Critics have accused the President of Cote d’Ivoire Allasane Ouattara of playing the political card with the recent hike in the price of Cocoa paid to farmers two weeks to the presidential election. They say the president is using the hike to appeal to farmers who have been complaining about poor Cocoa prices for over a decade.
The government however said that the ove was to help boost production and get more hands into Cocoa cultivation being the nation’s major foreign exchange earner, the government of Cote d’Ivoire has raised the price of Cocoa paid to farmers for the 2020-2021 harvest has been set at 1,000 CFA francs (1.52 euros) per kilo, up 21%. According to the Ivorian President Alassane Ouattara “we have decided to increase the price from 825 to 1000 CFA francs,” President Ouattara said in Yamoussoukro, the Ivorian political capital, at the opening of the National Cocoa and Chocolate Days, the annual event that opens the great harvest season, drawing cheers from the planters present.

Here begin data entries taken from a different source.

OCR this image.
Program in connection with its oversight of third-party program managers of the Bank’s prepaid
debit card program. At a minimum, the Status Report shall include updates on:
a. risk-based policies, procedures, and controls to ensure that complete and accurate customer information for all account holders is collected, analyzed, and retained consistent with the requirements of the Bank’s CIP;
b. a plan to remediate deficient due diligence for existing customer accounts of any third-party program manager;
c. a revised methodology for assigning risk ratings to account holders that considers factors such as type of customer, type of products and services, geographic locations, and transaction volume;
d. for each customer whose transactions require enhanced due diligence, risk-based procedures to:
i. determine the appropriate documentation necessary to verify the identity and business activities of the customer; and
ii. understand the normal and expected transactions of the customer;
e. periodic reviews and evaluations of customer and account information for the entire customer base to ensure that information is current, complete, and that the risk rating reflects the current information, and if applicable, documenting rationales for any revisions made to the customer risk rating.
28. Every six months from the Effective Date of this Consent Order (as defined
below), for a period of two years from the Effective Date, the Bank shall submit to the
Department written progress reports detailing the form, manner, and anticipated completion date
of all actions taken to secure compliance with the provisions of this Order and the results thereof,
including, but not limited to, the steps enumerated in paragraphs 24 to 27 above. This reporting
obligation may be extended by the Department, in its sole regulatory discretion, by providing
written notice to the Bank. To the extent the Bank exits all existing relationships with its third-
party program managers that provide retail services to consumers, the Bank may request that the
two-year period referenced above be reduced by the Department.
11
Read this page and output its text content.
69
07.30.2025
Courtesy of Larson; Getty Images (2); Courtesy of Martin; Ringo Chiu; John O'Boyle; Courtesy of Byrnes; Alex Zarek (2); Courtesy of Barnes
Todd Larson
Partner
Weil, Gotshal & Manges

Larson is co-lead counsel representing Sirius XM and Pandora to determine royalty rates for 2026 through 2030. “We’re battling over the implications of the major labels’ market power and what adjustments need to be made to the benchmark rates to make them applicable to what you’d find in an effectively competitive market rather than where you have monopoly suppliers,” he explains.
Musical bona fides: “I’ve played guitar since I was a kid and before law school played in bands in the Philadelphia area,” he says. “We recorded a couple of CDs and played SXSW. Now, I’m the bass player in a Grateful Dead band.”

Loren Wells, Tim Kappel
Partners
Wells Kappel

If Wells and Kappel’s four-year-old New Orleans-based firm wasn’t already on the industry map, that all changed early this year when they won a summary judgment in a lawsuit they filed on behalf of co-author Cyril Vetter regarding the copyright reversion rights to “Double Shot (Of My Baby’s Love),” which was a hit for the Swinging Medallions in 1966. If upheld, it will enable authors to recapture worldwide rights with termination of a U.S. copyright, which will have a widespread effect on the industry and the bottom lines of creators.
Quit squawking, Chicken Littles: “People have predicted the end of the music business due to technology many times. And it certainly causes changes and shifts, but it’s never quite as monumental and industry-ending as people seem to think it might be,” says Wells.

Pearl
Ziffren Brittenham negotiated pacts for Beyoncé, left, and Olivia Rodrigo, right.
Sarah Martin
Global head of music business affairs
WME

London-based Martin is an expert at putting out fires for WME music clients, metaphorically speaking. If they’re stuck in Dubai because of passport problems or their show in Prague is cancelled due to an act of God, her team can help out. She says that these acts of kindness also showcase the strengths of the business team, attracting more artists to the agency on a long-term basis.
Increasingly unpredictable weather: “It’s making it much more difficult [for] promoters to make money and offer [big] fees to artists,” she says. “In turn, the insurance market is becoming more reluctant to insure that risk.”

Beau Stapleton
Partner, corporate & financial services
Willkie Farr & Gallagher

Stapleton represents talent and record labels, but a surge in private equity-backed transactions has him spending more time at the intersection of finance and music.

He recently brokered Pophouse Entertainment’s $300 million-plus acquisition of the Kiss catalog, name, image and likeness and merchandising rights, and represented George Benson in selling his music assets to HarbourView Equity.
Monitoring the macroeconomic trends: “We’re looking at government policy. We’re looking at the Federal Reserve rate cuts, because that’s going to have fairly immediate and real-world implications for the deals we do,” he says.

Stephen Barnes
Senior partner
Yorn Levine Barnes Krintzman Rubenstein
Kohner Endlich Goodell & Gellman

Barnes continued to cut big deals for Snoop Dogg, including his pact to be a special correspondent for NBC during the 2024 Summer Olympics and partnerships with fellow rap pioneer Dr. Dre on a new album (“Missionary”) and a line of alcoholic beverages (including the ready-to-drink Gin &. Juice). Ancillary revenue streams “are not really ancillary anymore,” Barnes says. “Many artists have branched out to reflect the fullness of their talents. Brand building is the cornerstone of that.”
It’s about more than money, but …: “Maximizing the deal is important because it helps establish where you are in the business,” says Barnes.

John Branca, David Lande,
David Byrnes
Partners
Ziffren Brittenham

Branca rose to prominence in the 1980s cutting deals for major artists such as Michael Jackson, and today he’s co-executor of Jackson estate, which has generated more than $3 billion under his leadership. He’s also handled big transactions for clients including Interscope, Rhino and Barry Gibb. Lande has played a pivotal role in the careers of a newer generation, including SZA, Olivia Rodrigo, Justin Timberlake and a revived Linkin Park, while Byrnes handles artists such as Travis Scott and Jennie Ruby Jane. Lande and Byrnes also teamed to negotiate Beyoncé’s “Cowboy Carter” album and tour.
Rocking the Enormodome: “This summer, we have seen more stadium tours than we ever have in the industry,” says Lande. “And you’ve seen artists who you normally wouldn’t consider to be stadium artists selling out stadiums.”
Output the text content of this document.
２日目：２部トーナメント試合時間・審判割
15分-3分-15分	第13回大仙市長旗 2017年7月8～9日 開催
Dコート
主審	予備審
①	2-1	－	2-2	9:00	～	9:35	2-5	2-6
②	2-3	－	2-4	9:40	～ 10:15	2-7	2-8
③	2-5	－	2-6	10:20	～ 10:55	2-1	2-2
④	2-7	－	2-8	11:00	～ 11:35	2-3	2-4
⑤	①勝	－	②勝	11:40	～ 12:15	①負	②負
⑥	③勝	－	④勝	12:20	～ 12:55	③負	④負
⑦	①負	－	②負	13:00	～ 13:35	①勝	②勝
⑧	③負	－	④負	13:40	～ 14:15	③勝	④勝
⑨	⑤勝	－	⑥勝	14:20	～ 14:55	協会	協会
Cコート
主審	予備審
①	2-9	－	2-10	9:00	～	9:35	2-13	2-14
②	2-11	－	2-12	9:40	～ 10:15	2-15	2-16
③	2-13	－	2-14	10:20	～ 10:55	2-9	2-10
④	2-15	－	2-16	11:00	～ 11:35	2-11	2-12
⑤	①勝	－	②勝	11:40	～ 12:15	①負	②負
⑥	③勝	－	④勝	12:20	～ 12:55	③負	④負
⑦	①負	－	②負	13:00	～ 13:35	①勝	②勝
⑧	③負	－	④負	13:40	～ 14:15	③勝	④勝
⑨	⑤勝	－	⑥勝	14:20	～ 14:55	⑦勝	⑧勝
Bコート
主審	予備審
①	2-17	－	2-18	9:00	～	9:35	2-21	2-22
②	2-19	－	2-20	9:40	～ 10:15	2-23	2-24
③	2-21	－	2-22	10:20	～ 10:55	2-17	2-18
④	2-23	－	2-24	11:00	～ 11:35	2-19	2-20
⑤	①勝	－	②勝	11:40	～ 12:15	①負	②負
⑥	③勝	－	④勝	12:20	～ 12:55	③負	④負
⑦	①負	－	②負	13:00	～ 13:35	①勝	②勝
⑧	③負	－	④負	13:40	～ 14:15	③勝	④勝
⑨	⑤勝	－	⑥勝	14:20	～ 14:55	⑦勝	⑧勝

The price per kilogram of the crop paid to the farmers, set each year by the government- was 825 francs (1.25 euro) for the previous season. This sharp rise in price comes a month before the October 31 presidential election, which is being held in a tense political context, with pre-election violence having already claimed some 15 lives in August, and the opposition having called on the population to “civil disobedience”.
Cocoa is strategic in Côte d’Ivoire: it represents 10 to 15% of GDP, nearly 40% of export revenues and provides a living for five to six million people, or one-fifth of the population, according to the World Bank.
The 2020-21 cocoa harvest is expected to remain at the same high level as last year, at 2.1 million tons, according to the International Cocoa Organization’s forecasts, if political unrest does not disrupt it. Côte d’Ivoire produces more than 40% of the world’s cocoa.